Halka açılma sürecinde Sergey ve Larry, başında oldukları Google için, bütün internet kullanıcılarını kapsayan sosyal paydaşlarına yönelik bir strateji geliştirdiler: "Şeytanlık yapma!" Anlatmak istedikleri, "ne vaat ettiysen onu ver" idi ve "arama sonuçları arasına istenmeyen siteleri sıkıştırarak para kazanmayı deneme" güvenini yaratmaktı.
Bundan 15 yıl öncesinde Microsoft, benzer bir yaklaşımın, "anlaşma yaparken adil ol" ilkesinin peşinden gidiyordu. Daha pek çok dünya devi şirket, müşterisini dolandırmanın ayıp, ortağına kazık atmanın "geri zekâlıca" olduğu prensibiyle hareket ediyor.
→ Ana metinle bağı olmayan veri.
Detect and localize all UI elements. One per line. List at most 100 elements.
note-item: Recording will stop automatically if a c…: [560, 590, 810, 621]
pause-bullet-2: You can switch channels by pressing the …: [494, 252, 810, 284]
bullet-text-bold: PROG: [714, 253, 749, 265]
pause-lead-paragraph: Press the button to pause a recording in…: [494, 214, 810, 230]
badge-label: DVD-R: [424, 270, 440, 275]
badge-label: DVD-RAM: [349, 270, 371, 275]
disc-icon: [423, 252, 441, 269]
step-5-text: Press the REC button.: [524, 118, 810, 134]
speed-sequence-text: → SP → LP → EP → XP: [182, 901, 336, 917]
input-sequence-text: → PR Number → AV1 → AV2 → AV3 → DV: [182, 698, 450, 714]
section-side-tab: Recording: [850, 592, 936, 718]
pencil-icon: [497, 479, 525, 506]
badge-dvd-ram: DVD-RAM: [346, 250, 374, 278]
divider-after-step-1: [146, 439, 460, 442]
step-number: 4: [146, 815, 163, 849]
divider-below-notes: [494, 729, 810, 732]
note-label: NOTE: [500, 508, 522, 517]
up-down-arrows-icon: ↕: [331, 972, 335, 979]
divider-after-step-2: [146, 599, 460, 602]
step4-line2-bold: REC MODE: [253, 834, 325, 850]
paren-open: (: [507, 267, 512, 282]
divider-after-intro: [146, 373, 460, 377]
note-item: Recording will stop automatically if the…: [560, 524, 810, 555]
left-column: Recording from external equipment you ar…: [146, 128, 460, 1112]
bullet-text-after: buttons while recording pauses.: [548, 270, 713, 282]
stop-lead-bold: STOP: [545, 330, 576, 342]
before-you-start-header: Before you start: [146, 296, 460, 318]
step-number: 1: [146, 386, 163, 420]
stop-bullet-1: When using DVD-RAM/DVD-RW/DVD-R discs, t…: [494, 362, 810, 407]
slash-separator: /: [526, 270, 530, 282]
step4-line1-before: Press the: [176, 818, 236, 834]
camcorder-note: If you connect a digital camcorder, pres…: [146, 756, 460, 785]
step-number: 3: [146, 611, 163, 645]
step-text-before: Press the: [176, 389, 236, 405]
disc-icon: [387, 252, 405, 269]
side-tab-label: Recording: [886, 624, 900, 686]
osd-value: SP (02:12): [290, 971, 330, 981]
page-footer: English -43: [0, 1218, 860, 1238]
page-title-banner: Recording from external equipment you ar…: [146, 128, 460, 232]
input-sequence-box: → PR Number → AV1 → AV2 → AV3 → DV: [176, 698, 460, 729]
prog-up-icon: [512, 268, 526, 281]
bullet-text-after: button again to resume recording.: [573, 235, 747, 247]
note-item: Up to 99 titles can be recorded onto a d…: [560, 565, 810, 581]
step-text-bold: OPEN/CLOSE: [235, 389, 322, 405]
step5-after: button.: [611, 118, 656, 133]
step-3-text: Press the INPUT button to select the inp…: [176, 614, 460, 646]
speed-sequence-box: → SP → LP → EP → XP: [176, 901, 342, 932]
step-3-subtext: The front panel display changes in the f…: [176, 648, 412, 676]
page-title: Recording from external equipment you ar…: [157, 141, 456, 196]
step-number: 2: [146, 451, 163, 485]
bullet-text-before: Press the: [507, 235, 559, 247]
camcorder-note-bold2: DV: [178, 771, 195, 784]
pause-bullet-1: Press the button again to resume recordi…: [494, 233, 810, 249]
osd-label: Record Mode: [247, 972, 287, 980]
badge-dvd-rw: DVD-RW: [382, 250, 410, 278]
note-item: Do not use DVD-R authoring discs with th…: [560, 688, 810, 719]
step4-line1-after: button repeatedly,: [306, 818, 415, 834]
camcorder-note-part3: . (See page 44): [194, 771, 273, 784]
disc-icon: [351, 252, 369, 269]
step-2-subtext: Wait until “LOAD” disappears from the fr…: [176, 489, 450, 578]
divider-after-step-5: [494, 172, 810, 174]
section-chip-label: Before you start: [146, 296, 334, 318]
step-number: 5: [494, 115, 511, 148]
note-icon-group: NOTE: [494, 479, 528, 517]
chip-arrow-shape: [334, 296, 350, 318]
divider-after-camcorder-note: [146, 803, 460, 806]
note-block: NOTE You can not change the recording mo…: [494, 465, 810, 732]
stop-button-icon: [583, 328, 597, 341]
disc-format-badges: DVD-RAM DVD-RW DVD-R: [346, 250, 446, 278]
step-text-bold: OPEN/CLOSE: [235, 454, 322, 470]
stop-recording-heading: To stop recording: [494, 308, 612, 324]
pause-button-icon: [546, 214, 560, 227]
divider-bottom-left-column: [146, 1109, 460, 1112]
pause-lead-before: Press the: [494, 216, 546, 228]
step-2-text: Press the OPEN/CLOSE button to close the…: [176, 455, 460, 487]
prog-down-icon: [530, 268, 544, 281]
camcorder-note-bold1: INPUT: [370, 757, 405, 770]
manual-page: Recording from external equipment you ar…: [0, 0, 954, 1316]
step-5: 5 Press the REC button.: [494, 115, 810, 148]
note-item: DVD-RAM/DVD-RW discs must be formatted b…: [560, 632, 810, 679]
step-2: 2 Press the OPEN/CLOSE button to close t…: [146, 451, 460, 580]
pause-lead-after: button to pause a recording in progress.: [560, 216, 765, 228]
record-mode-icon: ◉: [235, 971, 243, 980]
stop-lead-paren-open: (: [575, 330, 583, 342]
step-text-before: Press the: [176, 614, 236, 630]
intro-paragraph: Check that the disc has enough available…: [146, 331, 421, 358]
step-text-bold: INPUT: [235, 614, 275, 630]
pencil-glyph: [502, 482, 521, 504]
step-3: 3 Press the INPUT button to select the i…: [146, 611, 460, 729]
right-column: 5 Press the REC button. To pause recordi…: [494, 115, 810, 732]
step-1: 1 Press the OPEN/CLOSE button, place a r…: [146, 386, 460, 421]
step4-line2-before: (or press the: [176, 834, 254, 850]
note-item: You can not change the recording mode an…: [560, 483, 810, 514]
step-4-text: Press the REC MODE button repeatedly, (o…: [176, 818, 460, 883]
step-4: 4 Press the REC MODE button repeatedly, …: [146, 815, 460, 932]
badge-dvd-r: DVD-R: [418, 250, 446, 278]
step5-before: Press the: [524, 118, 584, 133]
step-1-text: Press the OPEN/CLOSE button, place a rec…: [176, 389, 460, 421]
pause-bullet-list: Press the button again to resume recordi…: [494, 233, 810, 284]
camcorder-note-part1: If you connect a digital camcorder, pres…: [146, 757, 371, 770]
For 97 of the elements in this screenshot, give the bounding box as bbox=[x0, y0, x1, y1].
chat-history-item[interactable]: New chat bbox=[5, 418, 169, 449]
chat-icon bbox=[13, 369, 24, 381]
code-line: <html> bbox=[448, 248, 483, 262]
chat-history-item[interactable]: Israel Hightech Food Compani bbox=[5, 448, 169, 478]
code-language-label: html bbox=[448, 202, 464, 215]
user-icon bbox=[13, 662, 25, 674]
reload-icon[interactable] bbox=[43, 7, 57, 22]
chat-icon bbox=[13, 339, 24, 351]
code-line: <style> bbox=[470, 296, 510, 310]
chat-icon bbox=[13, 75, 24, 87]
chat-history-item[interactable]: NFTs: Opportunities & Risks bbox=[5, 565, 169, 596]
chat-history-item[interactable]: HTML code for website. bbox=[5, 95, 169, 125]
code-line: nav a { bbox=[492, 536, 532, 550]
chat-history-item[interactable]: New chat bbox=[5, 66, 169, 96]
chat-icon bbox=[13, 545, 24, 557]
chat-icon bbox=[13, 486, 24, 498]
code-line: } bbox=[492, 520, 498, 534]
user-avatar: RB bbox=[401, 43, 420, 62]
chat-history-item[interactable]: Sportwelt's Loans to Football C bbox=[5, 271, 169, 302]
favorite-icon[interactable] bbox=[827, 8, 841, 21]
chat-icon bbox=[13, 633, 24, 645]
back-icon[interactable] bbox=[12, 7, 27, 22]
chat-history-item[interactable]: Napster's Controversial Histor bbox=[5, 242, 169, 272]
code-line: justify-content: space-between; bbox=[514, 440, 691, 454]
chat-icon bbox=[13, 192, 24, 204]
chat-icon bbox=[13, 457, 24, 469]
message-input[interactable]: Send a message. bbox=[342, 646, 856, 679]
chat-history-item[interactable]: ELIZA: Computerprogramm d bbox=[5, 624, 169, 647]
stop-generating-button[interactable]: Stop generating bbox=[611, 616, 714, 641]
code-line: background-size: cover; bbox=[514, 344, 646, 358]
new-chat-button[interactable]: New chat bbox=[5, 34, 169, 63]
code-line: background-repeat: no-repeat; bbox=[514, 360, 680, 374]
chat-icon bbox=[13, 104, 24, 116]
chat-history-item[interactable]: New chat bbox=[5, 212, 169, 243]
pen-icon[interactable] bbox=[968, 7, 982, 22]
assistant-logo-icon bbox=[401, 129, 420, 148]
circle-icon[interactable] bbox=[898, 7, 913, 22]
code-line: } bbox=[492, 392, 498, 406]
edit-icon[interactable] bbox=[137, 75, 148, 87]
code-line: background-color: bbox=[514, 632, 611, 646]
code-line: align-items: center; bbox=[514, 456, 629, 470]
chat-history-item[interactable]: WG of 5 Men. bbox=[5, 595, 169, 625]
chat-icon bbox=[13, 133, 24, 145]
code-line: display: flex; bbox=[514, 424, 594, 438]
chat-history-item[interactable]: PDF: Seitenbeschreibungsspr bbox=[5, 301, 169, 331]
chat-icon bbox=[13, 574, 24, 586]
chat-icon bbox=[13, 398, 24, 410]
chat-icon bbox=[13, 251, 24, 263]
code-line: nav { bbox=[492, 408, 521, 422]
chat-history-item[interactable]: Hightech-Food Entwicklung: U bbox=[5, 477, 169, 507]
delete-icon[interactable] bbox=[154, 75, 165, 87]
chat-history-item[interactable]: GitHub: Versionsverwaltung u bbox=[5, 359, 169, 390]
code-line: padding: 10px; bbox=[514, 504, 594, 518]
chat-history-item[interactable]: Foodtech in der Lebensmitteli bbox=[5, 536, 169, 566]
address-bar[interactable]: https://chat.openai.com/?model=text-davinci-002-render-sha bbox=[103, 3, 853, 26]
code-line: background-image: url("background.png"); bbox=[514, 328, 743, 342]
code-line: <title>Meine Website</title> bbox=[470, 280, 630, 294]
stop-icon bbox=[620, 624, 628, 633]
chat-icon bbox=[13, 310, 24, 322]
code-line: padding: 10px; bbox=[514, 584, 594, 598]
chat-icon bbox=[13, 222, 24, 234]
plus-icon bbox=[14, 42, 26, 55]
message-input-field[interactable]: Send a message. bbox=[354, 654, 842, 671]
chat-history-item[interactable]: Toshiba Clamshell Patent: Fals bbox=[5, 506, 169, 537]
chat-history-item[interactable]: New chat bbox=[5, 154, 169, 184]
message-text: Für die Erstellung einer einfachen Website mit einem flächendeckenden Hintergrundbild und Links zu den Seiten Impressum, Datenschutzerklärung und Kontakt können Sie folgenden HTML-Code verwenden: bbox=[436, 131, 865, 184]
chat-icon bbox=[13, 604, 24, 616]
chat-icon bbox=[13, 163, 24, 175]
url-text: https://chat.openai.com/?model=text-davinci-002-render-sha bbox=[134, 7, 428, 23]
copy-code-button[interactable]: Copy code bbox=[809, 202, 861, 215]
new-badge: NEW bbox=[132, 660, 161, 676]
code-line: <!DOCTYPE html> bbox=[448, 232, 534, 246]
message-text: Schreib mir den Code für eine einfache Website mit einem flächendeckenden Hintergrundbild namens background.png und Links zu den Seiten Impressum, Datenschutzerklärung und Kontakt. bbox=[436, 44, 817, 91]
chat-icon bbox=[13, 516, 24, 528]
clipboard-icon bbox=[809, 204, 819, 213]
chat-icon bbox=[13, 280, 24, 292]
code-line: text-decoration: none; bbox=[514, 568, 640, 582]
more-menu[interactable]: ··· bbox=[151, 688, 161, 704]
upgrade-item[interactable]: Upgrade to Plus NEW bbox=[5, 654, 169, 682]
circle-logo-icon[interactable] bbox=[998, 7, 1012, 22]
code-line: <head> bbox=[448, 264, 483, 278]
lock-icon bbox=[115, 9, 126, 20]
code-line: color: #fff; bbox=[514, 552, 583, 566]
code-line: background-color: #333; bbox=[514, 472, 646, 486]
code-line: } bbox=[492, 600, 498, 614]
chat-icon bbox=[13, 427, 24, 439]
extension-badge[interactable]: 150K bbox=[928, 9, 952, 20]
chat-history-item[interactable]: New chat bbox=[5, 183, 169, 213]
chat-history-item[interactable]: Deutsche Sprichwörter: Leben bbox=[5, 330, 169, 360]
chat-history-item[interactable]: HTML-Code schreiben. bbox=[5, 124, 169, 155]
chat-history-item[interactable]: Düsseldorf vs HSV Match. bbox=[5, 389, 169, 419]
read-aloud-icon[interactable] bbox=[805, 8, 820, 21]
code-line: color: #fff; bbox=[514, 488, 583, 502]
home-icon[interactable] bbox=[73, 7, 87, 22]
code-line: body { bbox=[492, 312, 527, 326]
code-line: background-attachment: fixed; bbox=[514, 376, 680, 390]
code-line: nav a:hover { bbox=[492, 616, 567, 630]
Hele ki bu ortak, sizin hisse senedinizi almış, küçük ortağınız ise... Peki bunun pratikteki "denetimi" nasıl olacak? Şeytanlık yapma deklarasyonun dahi olsa, birinin "küçük ortağını" dolandırmadığından, "halka açık hisseler üzerinden" paydaşlarına kazık atmadığından emin olmanın yolu "bağımsız yönetim kurulu" üyeliği prensibi... Şimdi buna itirazlar var ve özünde "şirketlerimiz yabancıların eline geçecek" korkusu yatıyor.
Burada "yabancı" denileni, dış mihrak filan sanmayın. Aslında "parayı halk versin ama ne yaptığımıza karışmasın" denilenler. Yani küçük ortaklar. Yani hisse sahibi halk...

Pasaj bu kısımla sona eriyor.